When `L` is a model array, `MM` is a structure array with one entry for each model in `L`.

Disk margins for independent variations in all input and output channels of the plant `P`, returned as a structure having the same fields as `MM`.

## Tips

• `diskmargin` assumes negative feedback. To compute the disk margins of a positive feedback system, use `diskmargin(-L)` or `diskmargin(P,-C)`.

• To compute disk margins for a system modeled in Simulink®, first linearize the model to obtain the open-loop response at a particular operating point. Then, use `diskmargin` to compute stability margins for the linearized system. For more information, see Stability Margins of a Simulink Model.

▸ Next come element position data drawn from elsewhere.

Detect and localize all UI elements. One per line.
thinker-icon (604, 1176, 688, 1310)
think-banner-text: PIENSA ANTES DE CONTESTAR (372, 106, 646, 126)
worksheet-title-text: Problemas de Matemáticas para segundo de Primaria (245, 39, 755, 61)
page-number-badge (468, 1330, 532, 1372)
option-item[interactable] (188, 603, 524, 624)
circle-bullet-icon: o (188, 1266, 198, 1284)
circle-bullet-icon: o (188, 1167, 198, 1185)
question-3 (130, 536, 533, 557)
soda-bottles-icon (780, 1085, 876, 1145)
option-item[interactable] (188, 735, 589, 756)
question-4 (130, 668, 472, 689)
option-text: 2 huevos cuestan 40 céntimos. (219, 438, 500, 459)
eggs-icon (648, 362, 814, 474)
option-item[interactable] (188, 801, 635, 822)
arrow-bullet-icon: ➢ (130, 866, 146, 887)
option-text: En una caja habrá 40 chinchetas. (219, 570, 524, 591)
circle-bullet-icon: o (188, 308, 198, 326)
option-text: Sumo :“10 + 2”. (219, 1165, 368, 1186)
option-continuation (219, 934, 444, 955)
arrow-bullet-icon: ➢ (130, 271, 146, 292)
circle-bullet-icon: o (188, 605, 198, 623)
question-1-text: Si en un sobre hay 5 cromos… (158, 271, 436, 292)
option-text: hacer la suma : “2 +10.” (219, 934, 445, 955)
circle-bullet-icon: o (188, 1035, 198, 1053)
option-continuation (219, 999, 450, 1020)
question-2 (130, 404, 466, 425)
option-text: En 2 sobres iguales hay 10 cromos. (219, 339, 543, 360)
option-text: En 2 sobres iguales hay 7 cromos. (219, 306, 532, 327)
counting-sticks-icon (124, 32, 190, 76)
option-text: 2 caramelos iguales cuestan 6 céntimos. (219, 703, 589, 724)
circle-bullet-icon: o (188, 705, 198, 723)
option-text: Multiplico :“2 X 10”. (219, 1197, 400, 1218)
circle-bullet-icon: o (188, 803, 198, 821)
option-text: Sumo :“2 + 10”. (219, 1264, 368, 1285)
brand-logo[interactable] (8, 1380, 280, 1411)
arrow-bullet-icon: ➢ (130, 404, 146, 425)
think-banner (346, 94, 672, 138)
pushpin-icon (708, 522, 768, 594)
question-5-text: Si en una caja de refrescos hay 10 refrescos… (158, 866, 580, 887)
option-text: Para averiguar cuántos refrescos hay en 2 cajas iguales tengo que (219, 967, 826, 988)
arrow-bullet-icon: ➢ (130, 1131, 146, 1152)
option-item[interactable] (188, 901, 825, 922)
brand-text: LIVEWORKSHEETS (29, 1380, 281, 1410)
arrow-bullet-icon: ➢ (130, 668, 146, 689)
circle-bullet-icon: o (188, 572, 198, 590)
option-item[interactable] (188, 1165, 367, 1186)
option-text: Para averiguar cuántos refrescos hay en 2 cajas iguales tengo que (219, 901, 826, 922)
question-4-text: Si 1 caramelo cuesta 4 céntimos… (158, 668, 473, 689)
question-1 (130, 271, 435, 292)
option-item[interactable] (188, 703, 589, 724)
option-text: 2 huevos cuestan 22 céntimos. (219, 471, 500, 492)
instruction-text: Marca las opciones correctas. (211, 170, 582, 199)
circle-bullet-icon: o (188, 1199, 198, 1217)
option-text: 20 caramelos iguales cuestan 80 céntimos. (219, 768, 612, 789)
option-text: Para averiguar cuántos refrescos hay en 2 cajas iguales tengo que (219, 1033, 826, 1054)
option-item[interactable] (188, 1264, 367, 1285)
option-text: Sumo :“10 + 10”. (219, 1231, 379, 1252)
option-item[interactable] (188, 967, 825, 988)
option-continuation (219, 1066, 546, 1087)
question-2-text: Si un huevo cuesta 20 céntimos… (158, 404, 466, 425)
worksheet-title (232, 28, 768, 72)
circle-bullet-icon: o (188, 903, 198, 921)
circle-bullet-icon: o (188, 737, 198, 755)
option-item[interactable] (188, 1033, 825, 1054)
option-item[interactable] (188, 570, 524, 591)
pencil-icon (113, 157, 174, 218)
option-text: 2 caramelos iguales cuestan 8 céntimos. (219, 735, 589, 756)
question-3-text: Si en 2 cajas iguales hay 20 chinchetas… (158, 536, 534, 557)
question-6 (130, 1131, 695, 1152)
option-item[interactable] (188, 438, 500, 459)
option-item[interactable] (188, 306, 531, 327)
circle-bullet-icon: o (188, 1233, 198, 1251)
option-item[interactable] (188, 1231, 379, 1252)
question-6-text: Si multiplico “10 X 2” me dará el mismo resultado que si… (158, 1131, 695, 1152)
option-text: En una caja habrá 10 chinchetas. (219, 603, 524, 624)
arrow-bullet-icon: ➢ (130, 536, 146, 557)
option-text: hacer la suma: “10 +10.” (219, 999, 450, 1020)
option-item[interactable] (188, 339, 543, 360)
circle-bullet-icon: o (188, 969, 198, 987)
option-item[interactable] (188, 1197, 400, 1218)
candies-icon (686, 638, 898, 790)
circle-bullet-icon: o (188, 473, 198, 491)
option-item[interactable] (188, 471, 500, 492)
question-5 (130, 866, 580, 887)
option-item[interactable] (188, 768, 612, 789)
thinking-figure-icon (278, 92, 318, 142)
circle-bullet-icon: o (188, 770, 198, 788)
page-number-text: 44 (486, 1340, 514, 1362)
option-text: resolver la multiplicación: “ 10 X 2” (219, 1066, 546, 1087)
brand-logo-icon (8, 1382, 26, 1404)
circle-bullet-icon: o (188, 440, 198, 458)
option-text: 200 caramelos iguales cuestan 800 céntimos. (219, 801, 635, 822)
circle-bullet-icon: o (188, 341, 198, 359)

• To compute classical gain and phase margins, use `allmargin`.

## Algorithms

For SISO L, the uncertainty model for disk-margin analysis incorporates a multiplicative complex uncertainty Δ into the loop transfer function as follows:

`$L\to {L}_{\Delta }=L\frac{1+\Delta \left(1-E\right)/2}{1-\Delta \left(1+E\right)/2}=L\left(1+{\delta }_{L}\right),\text{ }|\Delta |<\alpha .$`

For Δ = 0, the multiplicative factor is 1, corresponding to the nominal L. As Δ varies in the ball |Δ| < α, the gain and phase of the multiplicative factor are a model for gain and phase variation in L. The eccentricity parameter E varies the shape of the applied uncertainty in the complex plane. The disk margin is the smallest radius α at which the closed-loop system becomes unstable. From the disk margin α, `diskmargin` derives the minimum gain and phase margins.

For MIMO systems, `diskmargin` applies an analogous uncertainty model that allows the uncertainty to vary independently in each channel.

For further details about the computation and interpretation of disk margins, see Stability Analysis Using Disk Margins.

 Blight, J.D., R.L. Dailey, and D. Gangsaas. "Practical Control Law Design for Aircraft Using Multivariable Techniques." International Journal of Control. Vol. 59, Number 1, 1994, pp. 93–137.